The Mets stayed in Pittsburgh and switched was supposed to be a home series with the Pirates on September 17th, the first games played since the attacks. The Amazins were hot making a late season surge after floundering for most of the year. The September run was interrupted when the terrorists attacked and no one knew how that would affect the club.
That night showed many why America was so great. The Pirate fans were actually supporting the Mets. “I Love New York” pins were handed out to all the fans and the Mets decided to wear the baseball caps of the police, fire department, Port Authority and other jurisdictions of heroes that lost members the week before.
In the relative scheme of things, the game didn’t matter, but the Mets won that game 4-1 with John Franco getting the win and the New Yorkers won again, 7-5, the next night backed by a Mike Piazza home run in the eighth. They swept the Buccos the following night, 9-2 (Go Dickey Gonzalez!), on the 19th setting the stage for the return home that Friday, Sept. 21.
No one knew what this game would mean. Would it just be another regular season game or will the Mets rise higher to the occasion. To cap things off, the club was playing the Atlanta Braves that night, their hated rivals who were en route to another Division title.

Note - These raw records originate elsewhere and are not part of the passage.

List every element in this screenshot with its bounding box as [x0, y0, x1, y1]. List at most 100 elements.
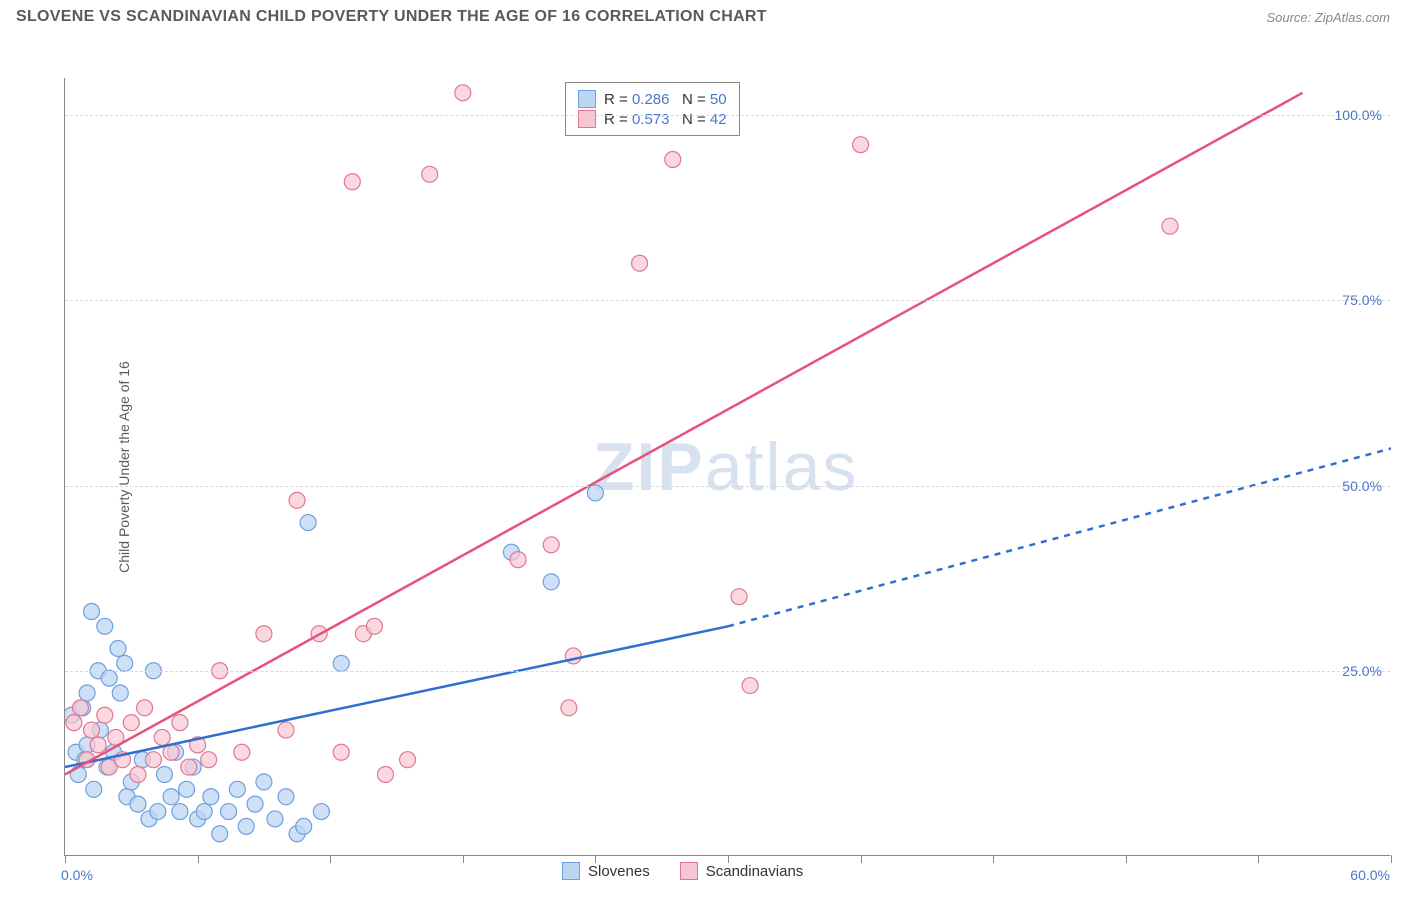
gridline	[65, 486, 1390, 487]
data-point	[256, 774, 272, 790]
corr-swatch	[578, 110, 596, 128]
x-tick	[861, 855, 862, 863]
data-point	[238, 818, 254, 834]
corr-text: R = 0.573 N = 42	[604, 111, 727, 128]
legend-label-slovenes: Slovenes	[588, 863, 650, 880]
data-point	[455, 85, 471, 101]
data-point	[97, 618, 113, 634]
data-point	[632, 255, 648, 271]
data-point	[587, 485, 603, 501]
data-point	[278, 722, 294, 738]
data-point	[300, 515, 316, 531]
legend-swatch-slovenes	[562, 862, 580, 880]
gridline	[65, 300, 1390, 301]
data-point	[731, 589, 747, 605]
data-point	[72, 700, 88, 716]
data-point	[196, 804, 212, 820]
data-point	[422, 166, 438, 182]
x-tick	[198, 855, 199, 863]
data-point	[172, 715, 188, 731]
correlation-legend: R = 0.286 N = 50 R = 0.573 N = 42	[565, 82, 740, 136]
corr-swatch	[578, 90, 596, 108]
data-point	[145, 752, 161, 768]
data-point	[112, 685, 128, 701]
data-point	[163, 789, 179, 805]
data-point	[79, 685, 95, 701]
data-point	[267, 811, 283, 827]
data-point	[333, 655, 349, 671]
data-point	[313, 804, 329, 820]
y-tick-label: 50.0%	[1342, 478, 1382, 494]
data-point	[333, 744, 349, 760]
data-point	[1162, 218, 1178, 234]
y-tick-label: 100.0%	[1335, 107, 1382, 123]
data-point	[366, 618, 382, 634]
data-point	[84, 603, 100, 619]
data-point	[172, 804, 188, 820]
data-point	[181, 759, 197, 775]
data-point	[201, 752, 217, 768]
data-point	[179, 781, 195, 797]
trend-line	[65, 93, 1303, 775]
data-point	[742, 678, 758, 694]
data-point	[90, 737, 106, 753]
data-point	[278, 789, 294, 805]
x-tick	[1258, 855, 1259, 863]
plot-svg	[65, 78, 1391, 856]
corr-text: R = 0.286 N = 50	[604, 91, 727, 108]
data-point	[97, 707, 113, 723]
data-point	[510, 552, 526, 568]
corr-row: R = 0.573 N = 42	[578, 110, 727, 128]
data-point	[137, 700, 153, 716]
data-point	[130, 766, 146, 782]
data-point	[86, 781, 102, 797]
legend-item-scandinavians: Scandinavians	[680, 862, 804, 880]
data-point	[543, 537, 559, 553]
x-tick	[1391, 855, 1392, 863]
data-point	[853, 137, 869, 153]
legend-swatch-scandinavians	[680, 862, 698, 880]
data-point	[156, 766, 172, 782]
source-label: Source: ZipAtlas.com	[1266, 10, 1390, 25]
gridline	[65, 671, 1390, 672]
data-point	[154, 729, 170, 745]
plot-area: ZIPatlas R = 0.286 N = 50R = 0.573 N = 4…	[64, 78, 1390, 856]
data-point	[130, 796, 146, 812]
chart-area: Child Poverty Under the Age of 16 ZIPatl…	[16, 34, 1390, 916]
data-point	[247, 796, 263, 812]
data-point	[377, 766, 393, 782]
chart-title: SLOVENE VS SCANDINAVIAN CHILD POVERTY UN…	[16, 8, 767, 26]
legend-item-slovenes: Slovenes	[562, 862, 650, 880]
data-point	[110, 641, 126, 657]
data-point	[296, 818, 312, 834]
x-tick-label: 60.0%	[1350, 867, 1390, 883]
data-point	[234, 744, 250, 760]
x-tick-label: 0.0%	[61, 867, 93, 883]
y-tick-label: 75.0%	[1342, 292, 1382, 308]
gridline	[65, 115, 1390, 116]
data-point	[117, 655, 133, 671]
data-point	[344, 174, 360, 190]
data-point	[289, 492, 305, 508]
data-point	[229, 781, 245, 797]
trend-line	[65, 626, 728, 767]
series-legend: Slovenes Scandinavians	[562, 862, 803, 880]
data-point	[84, 722, 100, 738]
chart-header: SLOVENE VS SCANDINAVIAN CHILD POVERTY UN…	[0, 0, 1406, 30]
data-point	[665, 152, 681, 168]
y-tick-label: 25.0%	[1342, 663, 1382, 679]
data-point	[150, 804, 166, 820]
data-point	[203, 789, 219, 805]
x-tick	[463, 855, 464, 863]
data-point	[212, 826, 228, 842]
data-point	[101, 670, 117, 686]
data-point	[400, 752, 416, 768]
data-point	[543, 574, 559, 590]
data-point	[256, 626, 272, 642]
trend-line-ext	[728, 448, 1391, 626]
legend-label-scandinavians: Scandinavians	[706, 863, 804, 880]
x-tick	[1126, 855, 1127, 863]
x-tick	[993, 855, 994, 863]
data-point	[221, 804, 237, 820]
x-tick	[330, 855, 331, 863]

Like most of you, I watched the game on TV. That night, there was a collective telethon held on every other station for the victims of the attacks. So this really was the only game to watch.
And it was proper that it was a baseball game. America’s Game. New York’s Game. If football is considered an allegory to war, then baseball is an allegory to life. And nothing is more normal than a baseball game being played in the city.
The Mets, to their credit, did it right. Bagpipers came in and played patriotic music. Mark Anthony presented the National Anthem and Diana Ross crooned God Bless America and Liza Minnelli sang New York, New York. Not a dry eye in the house.
Something else occurred that night which has never prefaced a baseball game before or since. The teams lined the bases during the pregame tributes, much like an Opening Day or Postseason ceremony. But as the National Anthem ended, and the teams broke ranks, instead of returning to their dugouts, both teams gathered around second base, and it wasn’t to initiate a brawl. They hugged, they shook hands, and exchanged pleasantries, wishing each other’s families well during that fearful time.
And to top things off, even noted Yankee fan and then Mayor of New York Rudy Guiliani received a standing ovation, something he noted was different from any of his other visits to Shea.
Yet as official scorer Joe Donnelly yelled out the time for the first pitch, everything seemed to return to normal. And when Piazza hit that eighth inning homer off Steve Karsay, it lifted the spirits of the city taking its first step back from the terrible tragedy.
And the players knew it was important. Chipper Jones remembered the day recently at Citi Field.
“I didn’t mind [losing] a bit,” said Jones to reporters. “I think each and every one of us will tell you if there’s been one game in our entire careers that we didn’t mind losing, it was that one. You just felt like divine intervention was in New York’s corner that day. We didn’t mind it a bit. We thought it was our duty to go out and take a city and a country’s mind off something terrible that had happened. If it was up to us to go entertain people for three hours, then that was our way of giving something back.”
Sure the Giants opened their season with a ceremony; the Yankees flew the World Trade Center’s flag during the World Series and Mark Messier was introduced on the Garden Ice with a fireman’s hat. But none of those had the impact of the Mets that week. They embellished themselves.
Baseball is just a game and in terms of life and death, it really doesn’t matter who wins or loses. But 14 years ago, the Mets and their game played an important part of the healing of New York. No amount of championships can top what the club did that week. They did their part to bring the city back and after September 21st, things started feeling better in the city.